6. Real Salt Lake disappoints, and the retooling begins

Playoff disappointment isn't necessarily a catalyst for bold offseason moves. But in the case of Real Salt Lake, their ousting at the hands of the Seattle Sounders (along with some considerable salary-cap problems) has led to the departure of former mainstays Jamison Olave, Fabian Espindola and Will Johnson. And if coach Jason Kreis' Twitter account is anything to go by, then breaking up is indeed hard to do, as the RSL manager was effusive in his praise of the aforementioned trio.


That said, the moves had to be made. As good as Espindola was in stretches, his finishing touch tended to desert him in big matches. And the fact that RSL exited the playoffs without scoring a goal no doubt gave the club pause, as did its ousting from the CONCACAF Champions League when it could only tie Herediano 0-0 in the last group-stage match. Olave's health has been slowly deteriorating for the past two seasons, while Johnson's cap number of $243,750 made him vulnerable to a move.

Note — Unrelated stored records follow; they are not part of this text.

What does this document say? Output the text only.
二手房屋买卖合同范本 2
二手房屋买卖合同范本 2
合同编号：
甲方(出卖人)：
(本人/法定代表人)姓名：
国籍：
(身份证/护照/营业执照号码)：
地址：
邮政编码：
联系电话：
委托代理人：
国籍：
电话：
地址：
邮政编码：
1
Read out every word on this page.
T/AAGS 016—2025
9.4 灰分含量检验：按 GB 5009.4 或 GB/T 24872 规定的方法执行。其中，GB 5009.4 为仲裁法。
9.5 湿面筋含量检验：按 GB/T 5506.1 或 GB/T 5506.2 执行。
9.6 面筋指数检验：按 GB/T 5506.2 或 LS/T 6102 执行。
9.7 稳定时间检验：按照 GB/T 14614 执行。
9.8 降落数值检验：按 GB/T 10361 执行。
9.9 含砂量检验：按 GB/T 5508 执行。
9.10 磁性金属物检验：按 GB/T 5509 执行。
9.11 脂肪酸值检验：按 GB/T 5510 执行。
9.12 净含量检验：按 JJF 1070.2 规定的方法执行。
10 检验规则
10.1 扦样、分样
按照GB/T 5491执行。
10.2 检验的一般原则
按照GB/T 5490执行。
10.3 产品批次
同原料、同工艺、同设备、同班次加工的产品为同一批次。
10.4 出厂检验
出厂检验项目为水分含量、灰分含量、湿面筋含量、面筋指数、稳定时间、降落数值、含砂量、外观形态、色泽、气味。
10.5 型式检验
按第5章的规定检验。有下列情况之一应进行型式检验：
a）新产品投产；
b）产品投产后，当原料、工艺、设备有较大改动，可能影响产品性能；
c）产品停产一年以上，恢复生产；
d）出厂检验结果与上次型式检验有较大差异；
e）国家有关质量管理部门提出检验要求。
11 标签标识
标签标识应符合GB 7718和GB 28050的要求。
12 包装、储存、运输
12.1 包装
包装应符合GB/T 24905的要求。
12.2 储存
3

Such departures are bound to raise a question or two about RSL's future, but one hallmark of the team under Kreis and GM Garth Lagerwey has been that whenever a player leaves, a replacement is already available from within. Chris Schuler has been waiting in the wings, and although he had some injury issues of his own this season, he appears ready. Kwame Watson-Siriboe also showed decently after arriving in midseason. In midfield, the time is now for Luis Gil to make the next step; the same is true for Sebastian Velasquez and David Viana. It also now looks as though Javier Morales will stick around for the foreseeable future.

Kreis and Lagerwey no doubt have more moves to make, but the outlook is far from bleak along the Wasatch Front.